As City Paper reported in December, Pfeiffer's failure to pay a $1,500 water bill back in 2000 led her building to be sold in the city's annual tax lien sale (Mobtown Beat, Dec. 31). This kick-started a debt redemption process Pfeiffer brands as "stupid" and "confusing." As current court rulings have it, she did not clear her debt in the legally prescribed time frame. Her building was foreclosed on last summer--awarded to Gaithersburg-based First Government Tax Lien Services, the firm that purchased her lien for $1,856. Pfeiffer has until March 16 to remove her property from the building, at which time she will hand over the keys to the rowhouse she paid $80,000 for in 1992.
But Pfeiffer, erstwhile barista currently working as a shampoo/scalp-massage specialist at a Canton hair salon, is not going down without a fight. Her legal hot water began just as she was making ambitious plans to improve the financial footing and prospects of the café she ultimately hopes to keep owning and operating.
"People have been calling me to say they'll march on City Hall if I can't get this straightened out," she says of the publicity her prickly situation has received. Through First Government attorney James Logan, Pfeiffer has been attempting to arrange an out-of-court financial settlement that would allow her to keep her building. When she unsuccessfully appealed the foreclosure decision at a Baltimore City Circuit Court hearing last September, Pfeiffer says Logan agreed to settle for $70,000. Earlier this year the offer dropped to $45,000, which is still more than Pfeiffer wishes to pay to regain her property. (She was able to get Logan to delay what was initially a mid-January eviction date.) Now she is appealing the Circuit Court's September decision in the Maryland Court of Special Appeals; a hearing date has not been set, though it will likely be early May. (First Government could not be reached for comment; Logan did not return City Paper's phone calls.)
The case is built around the timing and nature of Pfeiffer's ultimate efforts to pay her debt.
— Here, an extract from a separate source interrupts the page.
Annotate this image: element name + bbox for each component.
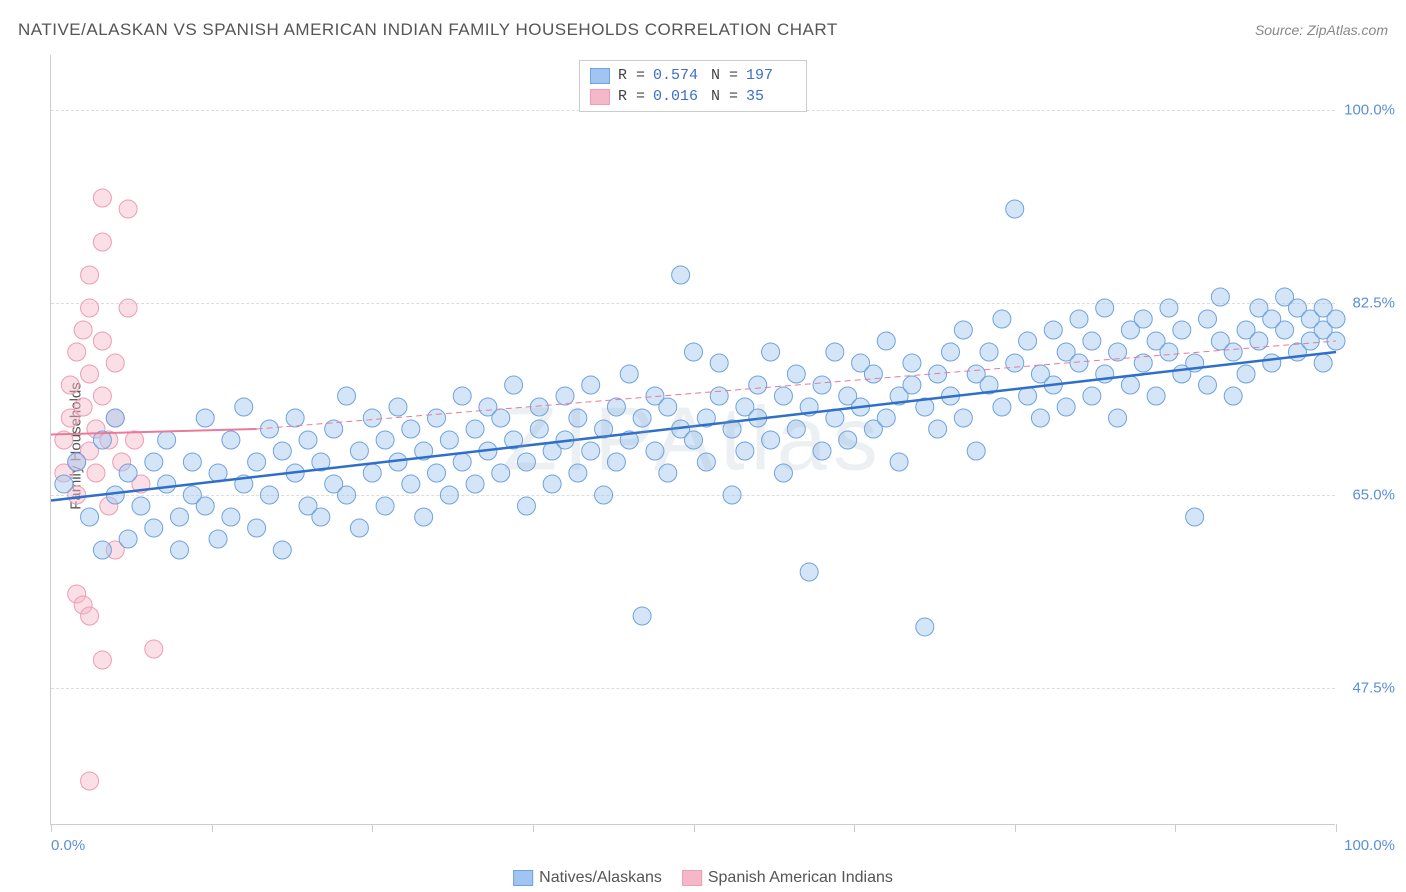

She filed what's called a Petition to Redeem her lien on July 1 of last year, which was 28 days after the judgment to foreclosure her property was entered by the Baltimore City Circuit Court. Pfeiffer's attorney, Stephen Prevas, notes that circuit courts in Maryland generally have a 30-day period from when a judgment is entered to employ "discretionary revisory and control" over a judgment--essentially, the court has the authority to revisit a decision and possibly come to a different conclusion. Such actions are usually initiated by a defendant or plaintiff filing a formal request for a judicial re-examination, as either a "motion to vacate" or "motion to revise" a ruling.
"My argument is that [Pfeiffer's] petition to redeem was within that 30-day [revisory] period," Prevas says. "Although not labeled as such, [the petition] really effectively sought a revision of the judgment. She couldn't redeem unless she revised the judgment. It's the intent of the motion that governs how it should treated."
If this argument stands come May, it wouldn't mean Pfeiffer is out of the legal-woes woods. It would only serve to overturn the September court decision. Pfeiffer would then face another Circuit Court proceeding wherein she would seek to overturn the foreclosure decision.
"I don't know how long this legal process is going to last," she laments. "So far I've spent almost $3,000."
Meanwhile, First Government could try to sell the property, but any potential buyer would likely learn of the pending legal case during a title search.
"I'm not pessimistic about winning this dispute," Prevas says. "I think generally nobody wants to see someone lose their property. . . . Technically they might have her by the short hairs, but is it really the right thing to do?"